Wetland Flora and Fauna of Freshkills Park
Wetlands are a habitat that transitions from water to land. Wetlands are one of most productive ecosystems and provide many ecosystem services. Wetlands are important wildlife habitat and provide storm surge protection. In tidal wetlands, like at Freshkills Park, water levels vary with the cyclic changes of the tide cycle. The flora and fauna make up a complex food web, where all pieces are important for nutrient cycling and maintaining environmental integrity.

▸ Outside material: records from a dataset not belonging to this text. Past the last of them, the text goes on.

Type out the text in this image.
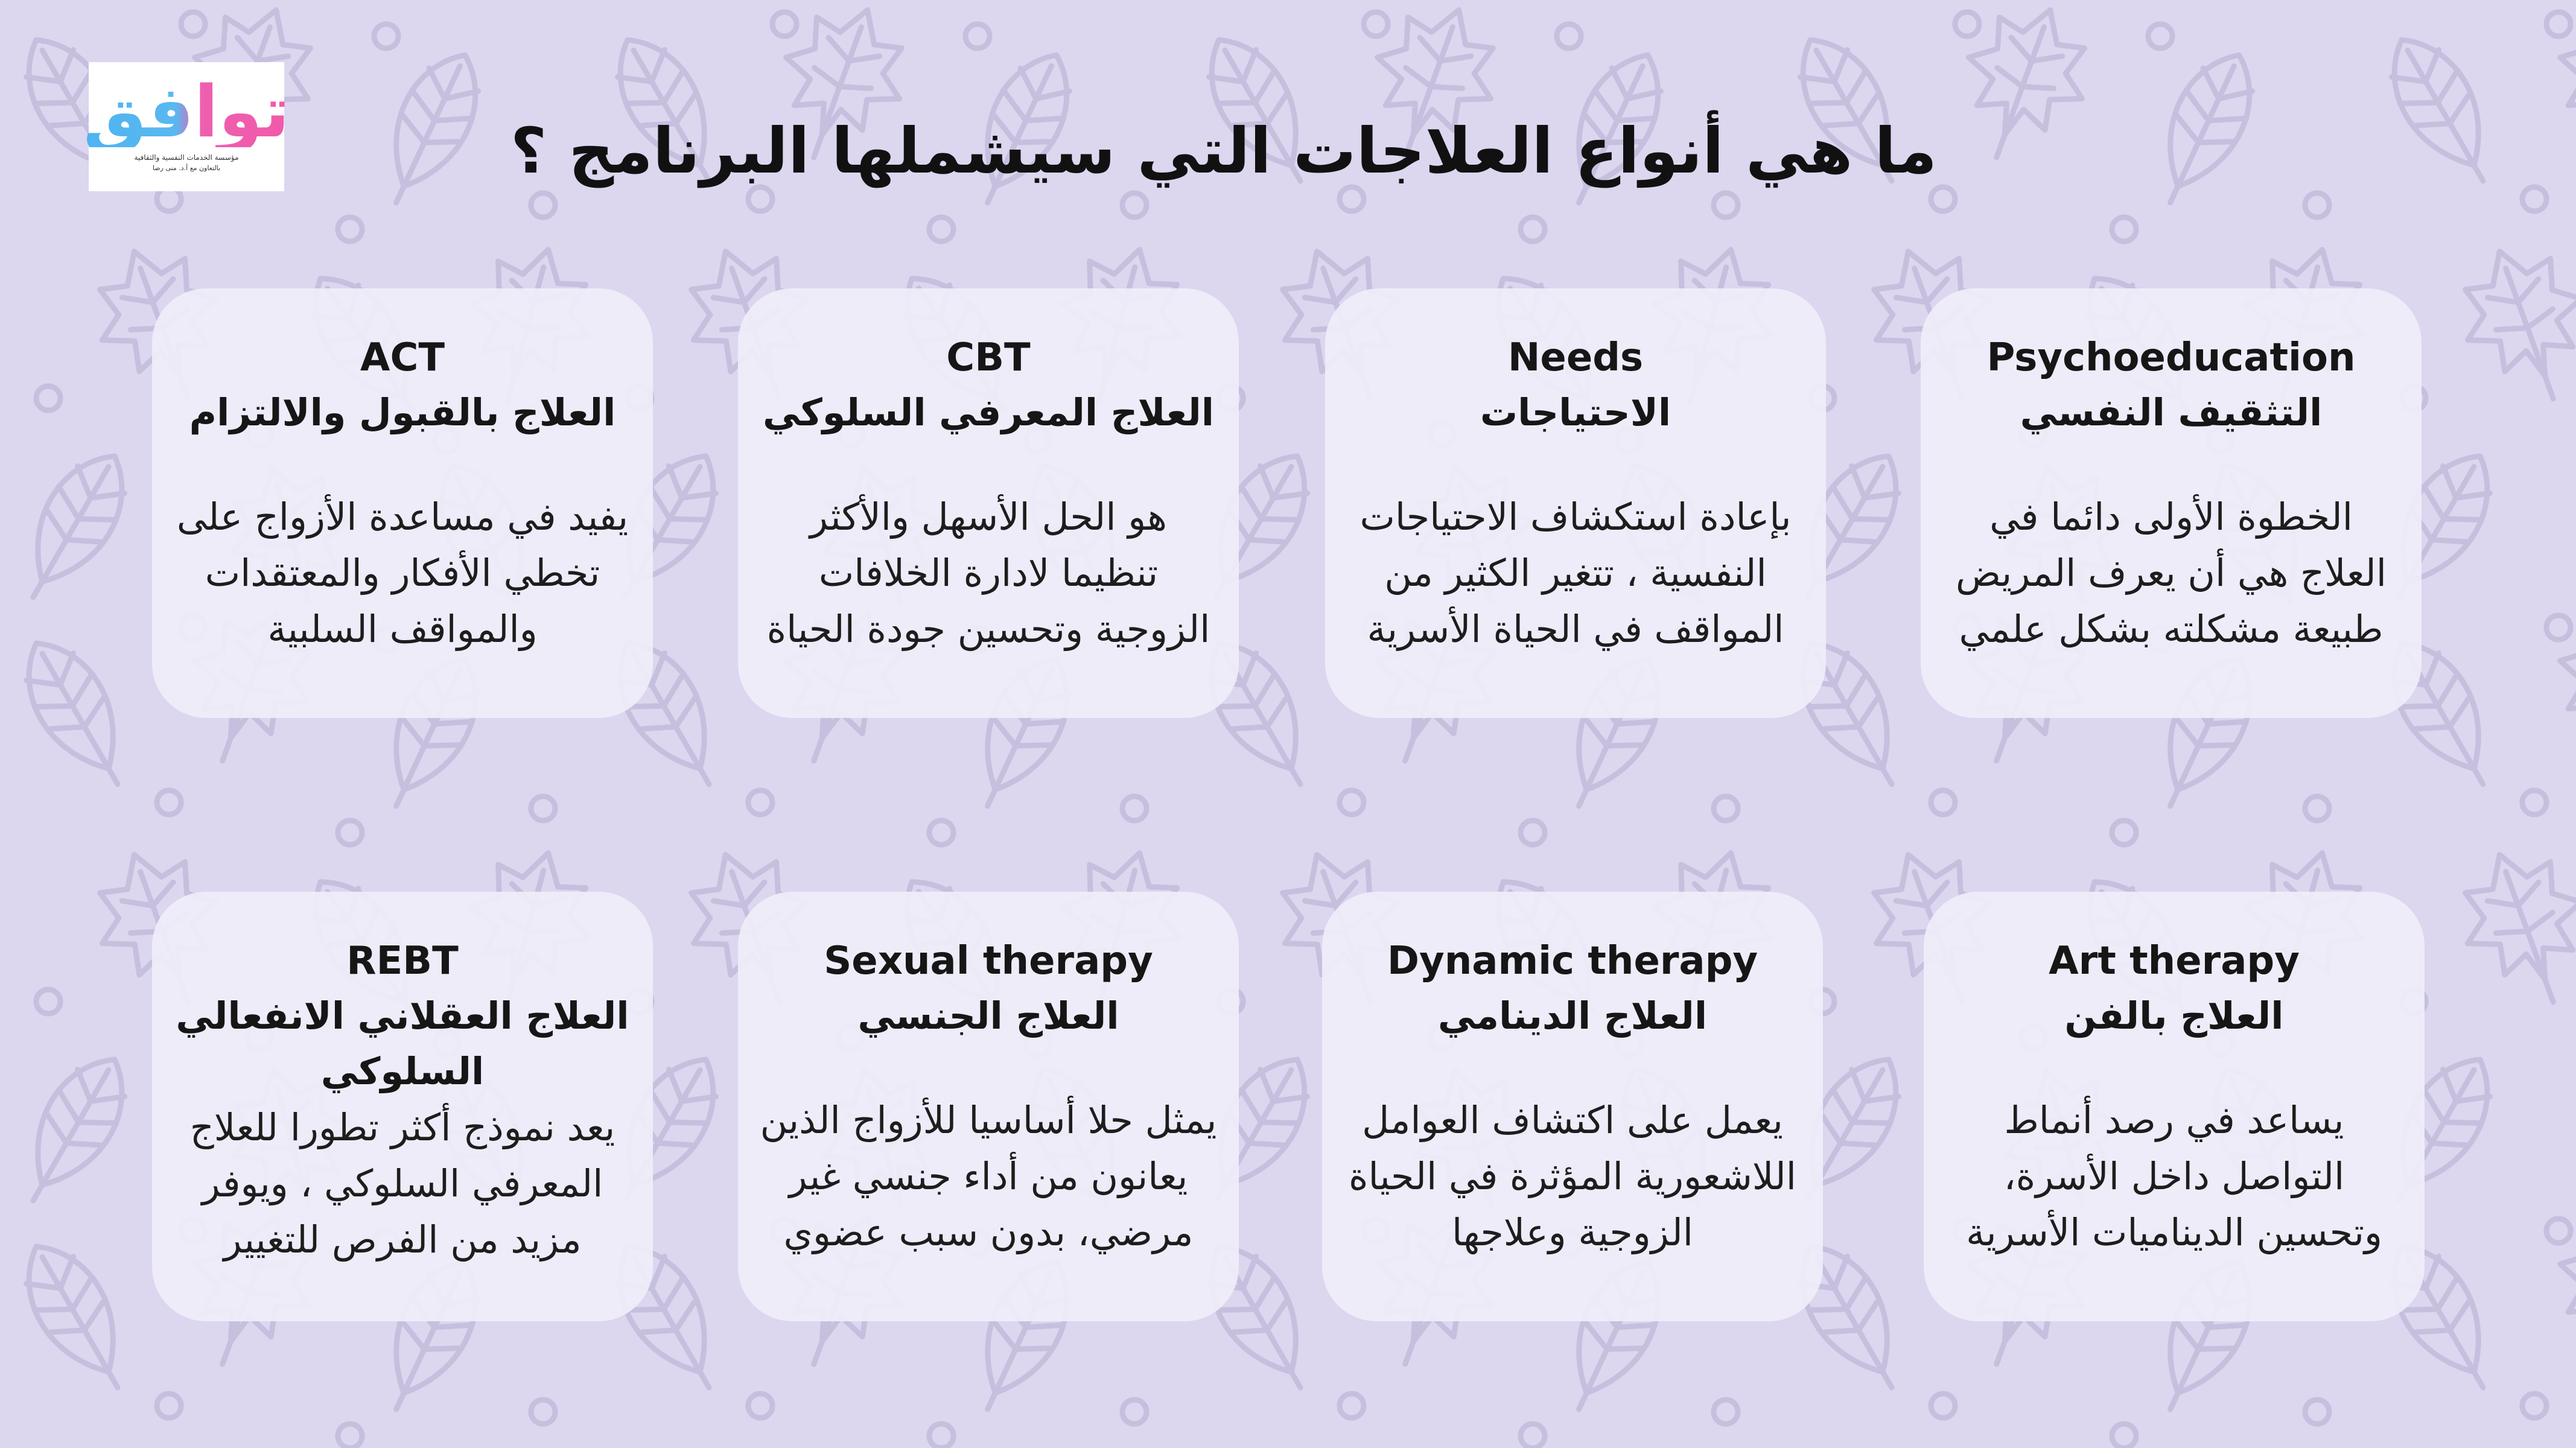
توافق
مؤسسة الخدمات النفسية والثقافية
بالتعاون مع أ.د. منى رضا	ما هي أنواع العلاجات التي سيشملها البرنامج ؟
Psychoeducation
التثقيف النفسي
الخطوة الأولى دائما في العلاج هي أن يعرف المريض طبيعة مشكلته بشكل علمي
Needs
الاحتياجات
بإعادة استكشاف الاحتياجات النفسية ، تتغير الكثير من المواقف في الحياة الأسرية
CBT
العلاج المعرفي السلوكي
هو الحل الأسهل والأكثر تنظيما لادارة الخلافات الزوجية وتحسين جودة الحياة
ACT
العلاج بالقبول والالتزام
يفيد في مساعدة الأزواج على تخطي الأفكار والمعتقدات والمواقف السلبية
Art therapy
العلاج بالفن
يساعد في رصد أنماط التواصل داخل الأسرة، وتحسين الديناميات الأسرية
Dynamic therapy
العلاج الدينامي
يعمل على اكتشاف العوامل اللاشعورية المؤثرة في الحياة الزوجية وعلاجها
Sexual therapy
العلاج الجنسي
يمثل حلا أساسيا للأزواج الذين يعانون من أداء جنسي غير مرضي، بدون سبب عضوي
REBT
العلاج العقلاني الانفعالي السلوكي
يعد نموذج أكثر تطورا للعلاج المعرفي السلوكي ، ويوفر مزيد من الفرص للتغيير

Aquatic Invertebrates + Fish + Wetland Plants + Waterbirds + Osprey
In the late 1800s populations of bivalves (such as mussels and oysters) in the New York Harbor and surrounding areas were reduced due to dredging and overharvesting for restaurants. Bivalves are filter feeders that reduce the water’s turbidity (clarity) by filtering the water they live in. Their reefs also provide protection from storms. Freshkills Park has ribbed mussels and oysters in its waters and shorelines; they are found in clusters and sometimes individuals attach to debris that is sunken in the water. With consistent shoreline clean ups at Freshkills, the accumulation of debris that washes in from the NYC waterways is minimized and the bivalves along the shoreline positively impact the clarity of the Park’s waters. They are also an important food source for many animals including waterfowl.
Intertidal wetlands are important nursery habitat for larval and juvenile fish. Freshkills Park researchers have been monitoring the diversity of fish species in the park’s Main Creek. The waterways within the park are tidal, shallow, and protected; and as a result they act as suitable breeding grounds for many of the fish species in the Hudson-Raritan Estuary. This research project adds to our understanding of the region’s fish species and allows park staff to better figure out how to best conserve this important environment. Recent fish seining yielded Atlantic silversides, striped killifish, and mummichogs, researchers found other less common species such as naked gobies, a crevalle jack, a bluefish, and even a tiny horseshoe crab.
Wetland plants are adapted to soil that is periodically or continually flooded by water, and are known as “hydrophytes.” These plants provide food and habitat for the species that live in or require water based ecosystems, like algae, invertebrates, fish, and birds. Our saltmarsh cordgrass (Spartina alternifora) along Main Creek, is an essential native grass species to assist in shoreline erosion control. Forming dense colonies, it can be found growing up to 2 feet higher in the shoreline and up to 7 feet tall in the more flooded areas. Behind our Spartina is the invasive phragmites (Phragmites australis), which also assists in shoreline erosion however at the cost of reducing biodiversity. At North Park Phase 1, the slopes will be filled with a tidal shrub mix of groundsel bush (Baccharis halimifolia), northern bayberry (Morella pensylvanica) and beach plum (Prunus maritima) among other tidal wetland species.
The wetlands of Freshkills Park is an important habitat for many birds and hosts a diverse array of species throughout the year. Our wetlands are a stopover habitat for spring and fall migratory birds. During the breeding season, waterbirds such as Great Egrets (Ardea alba), Snowy Egrets (Egretta thula) and Double-crested Cormorants (Egretta thula) forage throughout the wetlands of the park. Secretive marsh birds such as Clapper Rail (Rallus crepitans) and Virginia Rail (Rallus limicola) forage in the tall grasses along the waterline. Many species of waterfowl overwinter in the wetlands as Freshkills Park such as Bufflehead(Bucephala albeola), Hooded Mergansers (Lophodytes cucullatus) and Northern Pintail (Anas acuta), in some years in regionally significant numbers.
Osprey (Pandion haliaetus) is listed as a Species of Special Concern in New York populations have substantially increased in recent decades following dramatic population declines in the 1950s and 60s due to the usage of the pesticide Dichlorodiphenyltrichloroethane (DDT). DDT interfered with Ospreys’ ability to produce calcium, a vital component of their eggshells. As a result, many of the eggs that ospreys laid were infertile or the shells were thin and easily damaged. At the time when DDT was banned in the United States in the early 1970s, Ospreys were federally listed as “endangered.” As a direct result of the DDT ban, Ospreys populations have rebounded. In New York State, they are currently listed as a species of “special concern”. Ospreys almost exclusively eat fish. At Freshkills Park they have plenty of fish to eat from the creeks running through the site, such as striped bass and Atlantic menhaden. Ospreys are considered an indicator species, meaning that their presence communicates a message about the relative health of the local aquatic ecosystem. At Freshkills Park we have several active Osprey nests that we have been monitoring for productivity since 2018 as part of our NYC Parks’ raptor monitoring effort.